Она не дала ему договорить и быстро встала. И, вместо тревоги и недоумения, в глазах у нее была теперь радостная уверенность.
— Знаю! Ты — сыщик. Он политический. — Карпик. И к нему иногда с обыском ходили. Вот ты опять был на обыске и прочел мои письма. Ты сыщик, шпион. И я тебя нисколько не боюсь, и ничего ты не знаешь.
Несколькими быстрыми, ловкими движениями надела лиф, застегнулась, потом подошла к зеркалу и взяла шляпку.
Крундышев понял, что подстреленная птица сразу окрепла и теперь вырвется. Все случилось не так, как он хотел, и, вместо удовлетворения и гордости, будет опять одна досада.
Надеясь еще на что-то, он загородил ей дорогу.
— Подожди. Ты глупа. Я совсем не сыщик. И никогда не читал твоих писем. Мне рассказал все он сам, — твой Карпик. И еще подарил вот это. Ты ему уже надоела. Видишь?

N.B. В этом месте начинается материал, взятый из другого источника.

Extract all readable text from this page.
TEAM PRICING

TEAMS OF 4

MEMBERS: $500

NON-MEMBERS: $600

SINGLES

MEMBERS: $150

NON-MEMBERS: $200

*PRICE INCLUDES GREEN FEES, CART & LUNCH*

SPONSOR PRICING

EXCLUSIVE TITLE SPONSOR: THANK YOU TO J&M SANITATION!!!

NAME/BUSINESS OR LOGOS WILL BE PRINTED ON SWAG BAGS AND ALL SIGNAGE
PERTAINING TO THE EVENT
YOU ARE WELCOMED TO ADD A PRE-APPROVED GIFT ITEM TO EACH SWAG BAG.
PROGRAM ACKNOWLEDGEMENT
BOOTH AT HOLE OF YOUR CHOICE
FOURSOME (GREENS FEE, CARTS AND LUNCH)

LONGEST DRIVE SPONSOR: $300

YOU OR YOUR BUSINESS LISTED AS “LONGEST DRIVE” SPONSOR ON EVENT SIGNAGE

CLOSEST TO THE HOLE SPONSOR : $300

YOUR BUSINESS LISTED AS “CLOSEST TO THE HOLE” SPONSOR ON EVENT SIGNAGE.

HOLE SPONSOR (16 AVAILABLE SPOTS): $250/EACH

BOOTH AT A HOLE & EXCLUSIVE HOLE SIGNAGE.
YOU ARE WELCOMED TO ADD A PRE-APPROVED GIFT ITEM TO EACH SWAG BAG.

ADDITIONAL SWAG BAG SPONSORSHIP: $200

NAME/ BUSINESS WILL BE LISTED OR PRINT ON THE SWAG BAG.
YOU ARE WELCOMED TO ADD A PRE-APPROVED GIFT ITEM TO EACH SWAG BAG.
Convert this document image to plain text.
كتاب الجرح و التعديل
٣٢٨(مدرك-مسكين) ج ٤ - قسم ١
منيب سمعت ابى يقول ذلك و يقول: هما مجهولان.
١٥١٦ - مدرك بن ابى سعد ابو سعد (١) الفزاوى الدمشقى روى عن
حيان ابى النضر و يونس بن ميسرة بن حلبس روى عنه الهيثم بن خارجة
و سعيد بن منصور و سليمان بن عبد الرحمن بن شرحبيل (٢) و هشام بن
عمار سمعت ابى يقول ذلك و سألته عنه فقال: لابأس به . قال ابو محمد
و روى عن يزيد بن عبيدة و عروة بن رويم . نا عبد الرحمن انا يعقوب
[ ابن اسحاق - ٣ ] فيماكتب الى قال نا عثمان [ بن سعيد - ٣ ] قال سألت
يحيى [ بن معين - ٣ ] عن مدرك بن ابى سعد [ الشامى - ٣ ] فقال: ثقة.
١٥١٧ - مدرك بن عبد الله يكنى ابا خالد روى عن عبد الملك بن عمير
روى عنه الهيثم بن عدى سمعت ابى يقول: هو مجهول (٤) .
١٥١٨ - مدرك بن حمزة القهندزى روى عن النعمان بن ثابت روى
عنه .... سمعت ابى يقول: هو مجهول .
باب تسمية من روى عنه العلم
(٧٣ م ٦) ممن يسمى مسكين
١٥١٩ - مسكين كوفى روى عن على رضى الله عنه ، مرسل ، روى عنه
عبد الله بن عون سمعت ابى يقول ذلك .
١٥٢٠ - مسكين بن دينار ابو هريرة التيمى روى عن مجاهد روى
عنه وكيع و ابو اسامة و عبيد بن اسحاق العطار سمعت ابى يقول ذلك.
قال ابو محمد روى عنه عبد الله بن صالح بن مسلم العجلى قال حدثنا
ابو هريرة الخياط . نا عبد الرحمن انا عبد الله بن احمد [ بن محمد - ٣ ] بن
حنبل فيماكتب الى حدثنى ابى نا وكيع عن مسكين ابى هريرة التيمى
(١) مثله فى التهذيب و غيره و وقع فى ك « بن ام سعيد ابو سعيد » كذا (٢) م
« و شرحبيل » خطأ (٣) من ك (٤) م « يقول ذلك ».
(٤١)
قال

Вынул из кармана портрет и поднял его в уровень с ее глазами.
— Видишь?
Она вгляделась, опять густо покраснела, как в тот момент, когда он только-что сказал ей о картине. Было видно, как она дрожит всем телом, а вытянутые руки двигали пальцами и как будто искали оперы. Но это — только один момент.
Рассмеялась громко и вызывающе.
— Лжешь! Украл письмо, украл и карточку. Разве Карпик может? Он — святой, честный? Да ведь ты для него — грязь, нечисть. Он и пальцем не захочет прикоснуться к тебе. А ты говоришь — рассказал! Вор... Ступай к своим сыщикам, хвастайся перед ними... А я тебе не поверю! Пусти меня!
Врач раньше Свинцовой добежал до двери и заслонил ее спиной. Свинцова схватила его за борт пиджака своими сильными, цепкими пальцами. Пробовала оттолкнуть.
— Нет, подожди. Ты думаешь, это все? Я пошутил.
— Пусти меня! Подлец...
— Я пошутил. Лутугин ничего мне не говорил. И, вообще, никому ничего не скажет... никогда больше.
— Пусти!
— Еще рано. Я не сыщик, а врач. И я видел его сегодня вечером.
— Ты?
Цепкие пальцы ослабели. И когда Крундышев отступил и очистил ей дорогу, она не воспользовалась этим и не убежала.
— Зачем ты его видел? Разве он...
— Он умер, твой Карпик. Застрелился. Снес себе кусок черепа и теперь лежит в анатомическом подвале, на льду, совсем голый. Я буду его вскрывать.
В маленьком кабинете, во всем ресторане, во всем мире вдруг наступила тишина. В этой тишине каждое слово врача вылетало круглое, гладкое и тяжелое, и в стройном порядке, одно после другого, проникало куда-то глубоко в грудь хористки.